After this chemo they will begin to prepare him for harvesting the stem cells.

At this point in the treatment Reid is extremely fatigued.  More and more he's using a wheel chair when we go down to the hospital.  He just can't do much walking at all.  When he walks from his room to the kitchen he's exhausted.  His coloring is very pale and he no longer has to shave.  I can see where this chemo is much more difficult than the ABVD chemo he had originally.

I heard from Troy yesterday and he thought he might have a sinus infection.  I told him not to come around here and to get to a doctor and get better in case we need his help.  Meanwhile, I continue to keep the hand sanitizer companies in business.  Everywhere you look there's a bottle sitting on a table, counter, in the car, etc.  We don't need anyone sick right now!

You might not hear from me again for a while, but don't be alarmed.  It just means I'm busy running back and forth to the hospital and too tired in the evening to post.  Thanks again for your prayers.

Saturday, January 01, 2011

Time For Christmas Treats??

In our house it is!

While sitting in a waiting room for one of Reid's appointments I started thumbing through a magazine I had never seen before.  It was the December 2010 issue of All You magazine.   I came across a recipe for Peppermint Bark Trees and decided it would be fun to try and make them.  Some of you might have read my earlier post about what happened to the tin of Peppermint Bark my sister sent this Christmas when our dog discovered it under the tree.  Then my friend Karen jumped in and sent a replacement tin for the humans in the family which is now long gone.  We love the stuff! 

I had jotted down the recipe on a piece of scrap paper and then bought everything I would need a few days before Christmas, but never found the time to make them.  Today Jim took Reid down to the hospital for a platelet transfusion and I had a little time to putter around and play catch up on a few things.

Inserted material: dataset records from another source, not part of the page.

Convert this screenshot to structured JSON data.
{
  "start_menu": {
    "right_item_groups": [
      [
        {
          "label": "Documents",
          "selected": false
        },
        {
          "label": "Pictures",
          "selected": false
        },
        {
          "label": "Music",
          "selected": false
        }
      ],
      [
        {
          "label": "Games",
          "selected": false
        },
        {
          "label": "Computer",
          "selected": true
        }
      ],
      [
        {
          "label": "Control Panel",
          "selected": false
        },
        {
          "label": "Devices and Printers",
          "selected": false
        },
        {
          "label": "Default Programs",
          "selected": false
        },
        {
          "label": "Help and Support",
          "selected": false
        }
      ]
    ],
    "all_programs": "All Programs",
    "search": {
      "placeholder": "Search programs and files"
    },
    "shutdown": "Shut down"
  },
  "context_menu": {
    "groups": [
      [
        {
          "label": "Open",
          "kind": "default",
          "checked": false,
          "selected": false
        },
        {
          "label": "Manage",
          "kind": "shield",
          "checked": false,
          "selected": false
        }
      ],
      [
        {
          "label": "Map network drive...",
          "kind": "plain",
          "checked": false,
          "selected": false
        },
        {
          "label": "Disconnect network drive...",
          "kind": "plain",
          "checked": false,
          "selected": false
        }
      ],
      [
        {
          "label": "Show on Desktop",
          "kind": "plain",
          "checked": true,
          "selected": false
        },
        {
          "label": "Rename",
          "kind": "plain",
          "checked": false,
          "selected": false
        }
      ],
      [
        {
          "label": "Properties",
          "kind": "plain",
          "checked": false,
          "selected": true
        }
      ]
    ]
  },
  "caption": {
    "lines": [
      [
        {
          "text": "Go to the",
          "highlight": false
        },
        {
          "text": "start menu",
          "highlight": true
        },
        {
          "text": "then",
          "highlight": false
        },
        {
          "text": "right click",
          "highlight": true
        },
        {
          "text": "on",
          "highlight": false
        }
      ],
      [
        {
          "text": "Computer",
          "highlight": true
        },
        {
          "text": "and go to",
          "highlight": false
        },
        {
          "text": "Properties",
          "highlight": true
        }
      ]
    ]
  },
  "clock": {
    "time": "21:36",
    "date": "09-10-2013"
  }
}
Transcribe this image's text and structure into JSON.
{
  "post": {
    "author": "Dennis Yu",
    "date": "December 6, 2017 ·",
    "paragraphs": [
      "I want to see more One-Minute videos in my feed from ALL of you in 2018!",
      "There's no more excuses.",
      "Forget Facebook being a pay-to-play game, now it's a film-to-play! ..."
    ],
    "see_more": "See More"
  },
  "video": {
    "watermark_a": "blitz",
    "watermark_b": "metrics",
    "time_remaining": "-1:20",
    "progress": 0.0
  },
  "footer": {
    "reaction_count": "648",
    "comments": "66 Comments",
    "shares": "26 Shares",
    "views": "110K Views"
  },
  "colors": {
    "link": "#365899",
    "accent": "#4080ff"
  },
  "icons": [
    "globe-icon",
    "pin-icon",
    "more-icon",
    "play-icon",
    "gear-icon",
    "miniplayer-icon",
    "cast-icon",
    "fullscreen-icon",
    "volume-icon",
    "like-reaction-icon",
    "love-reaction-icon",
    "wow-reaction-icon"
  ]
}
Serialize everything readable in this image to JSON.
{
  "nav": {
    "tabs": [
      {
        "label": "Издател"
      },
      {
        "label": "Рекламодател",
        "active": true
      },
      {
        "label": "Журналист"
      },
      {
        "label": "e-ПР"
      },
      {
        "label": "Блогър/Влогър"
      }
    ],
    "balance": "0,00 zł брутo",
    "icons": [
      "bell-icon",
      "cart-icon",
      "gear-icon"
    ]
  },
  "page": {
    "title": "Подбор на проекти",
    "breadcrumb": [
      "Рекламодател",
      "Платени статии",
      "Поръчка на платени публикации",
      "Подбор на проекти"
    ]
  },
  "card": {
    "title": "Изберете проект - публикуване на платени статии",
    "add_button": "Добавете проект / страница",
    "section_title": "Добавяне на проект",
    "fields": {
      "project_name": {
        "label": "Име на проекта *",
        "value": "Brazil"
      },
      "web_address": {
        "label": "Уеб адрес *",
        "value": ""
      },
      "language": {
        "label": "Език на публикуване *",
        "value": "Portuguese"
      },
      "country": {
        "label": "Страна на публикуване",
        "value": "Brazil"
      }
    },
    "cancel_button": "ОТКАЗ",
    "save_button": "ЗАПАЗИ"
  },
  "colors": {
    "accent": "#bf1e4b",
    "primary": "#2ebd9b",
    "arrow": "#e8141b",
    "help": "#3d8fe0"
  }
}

Here are my Peppermint Bark Trees!  I finally made them today.

And here's where you can find the recipe from the December issue of All You magazine.  They seem to have all their recipes online which is nice.  I bought a Wilton mini Christmas tree pan.  It's one of those green silicone pans and I found mine at Joanne's.  I found one online to show you  here.  There were 24 sections and I found that I had enough of the white chocolate melts to make all 24 even though the recipe said it would make 18.  I needed 2 cups of the dark cocoa melts though instead of the 1 1/2 cups called for in the recipe.

So, Merry Christmas 2011 a little early!